If you're going to serve a hot dog, instead of cutting it in little coins, make it into long spears and let them pick it up and bite off little pieces with their teeth, or cut those spears into bites for them already.
Don't serve toddlers whole grapes, cut the grapes in halves or even quarters to make sure you don't have that ball shape that they could choke on.
The other thing is going to be appropriate play. This is why all toys come with recommendations that say, not recommended for children under 3 years or things like that.
Toys that either have really small parts, like little wheels on LEGO cars, or toys that are very small and the entire toy can fit in the mouth, like those new little tiny squinky dolls. Those should not be given to kids under 3. They cannot be trusted to not put it in their mouth.
What do you do if your child is choking?
Babies often choke as a part of their first few times learning to pick something up and eat it, especially, things like dry cereals or those little infant puff products that dissolve with their saliva.
If one of those items gets to the back too quickly, they'll kind of gag. If they're gagging on it but they're breathing and their color looks good, you might tell them, oh you need a little drink of water. Just pick up their Sippy cup with water and tilt it towards their face and get them to take a little drink to swallow it down.

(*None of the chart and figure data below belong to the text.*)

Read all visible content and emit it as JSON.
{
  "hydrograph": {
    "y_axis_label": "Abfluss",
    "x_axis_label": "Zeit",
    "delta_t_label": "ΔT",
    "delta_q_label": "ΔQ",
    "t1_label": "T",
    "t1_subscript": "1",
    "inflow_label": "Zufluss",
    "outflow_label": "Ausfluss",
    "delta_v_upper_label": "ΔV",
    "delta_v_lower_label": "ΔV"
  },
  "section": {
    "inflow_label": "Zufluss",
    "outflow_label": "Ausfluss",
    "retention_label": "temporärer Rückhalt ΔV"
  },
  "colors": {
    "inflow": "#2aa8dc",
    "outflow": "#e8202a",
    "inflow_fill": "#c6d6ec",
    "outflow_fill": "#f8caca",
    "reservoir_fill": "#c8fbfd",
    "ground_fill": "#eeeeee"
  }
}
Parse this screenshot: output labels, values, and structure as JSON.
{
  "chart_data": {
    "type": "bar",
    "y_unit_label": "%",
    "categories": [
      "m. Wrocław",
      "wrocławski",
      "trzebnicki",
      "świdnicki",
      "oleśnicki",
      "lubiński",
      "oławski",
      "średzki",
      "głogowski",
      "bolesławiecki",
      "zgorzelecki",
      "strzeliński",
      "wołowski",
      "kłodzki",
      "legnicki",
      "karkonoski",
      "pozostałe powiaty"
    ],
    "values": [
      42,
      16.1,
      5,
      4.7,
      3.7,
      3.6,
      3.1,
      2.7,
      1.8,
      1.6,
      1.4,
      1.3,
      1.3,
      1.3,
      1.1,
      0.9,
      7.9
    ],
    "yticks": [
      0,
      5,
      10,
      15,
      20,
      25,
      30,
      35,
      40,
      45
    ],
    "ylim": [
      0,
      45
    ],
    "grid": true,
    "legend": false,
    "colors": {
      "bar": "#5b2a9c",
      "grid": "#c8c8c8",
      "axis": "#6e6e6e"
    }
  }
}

If a child is ever changing color, turning blue, unable to speak or cough, those are your signs that you probably need intervene very urgently.
With a baby or a very young toddler, the easiest thing to do is to lift them out of the high chair if possible, or even just in the high chair, use the heel of your hand to give a few, sharp back blows.
You just want to hit them in the middle of their back a couple of times and often times, that will dislodge something so it will either go up or down.
If it doesn't immediately work then call 911.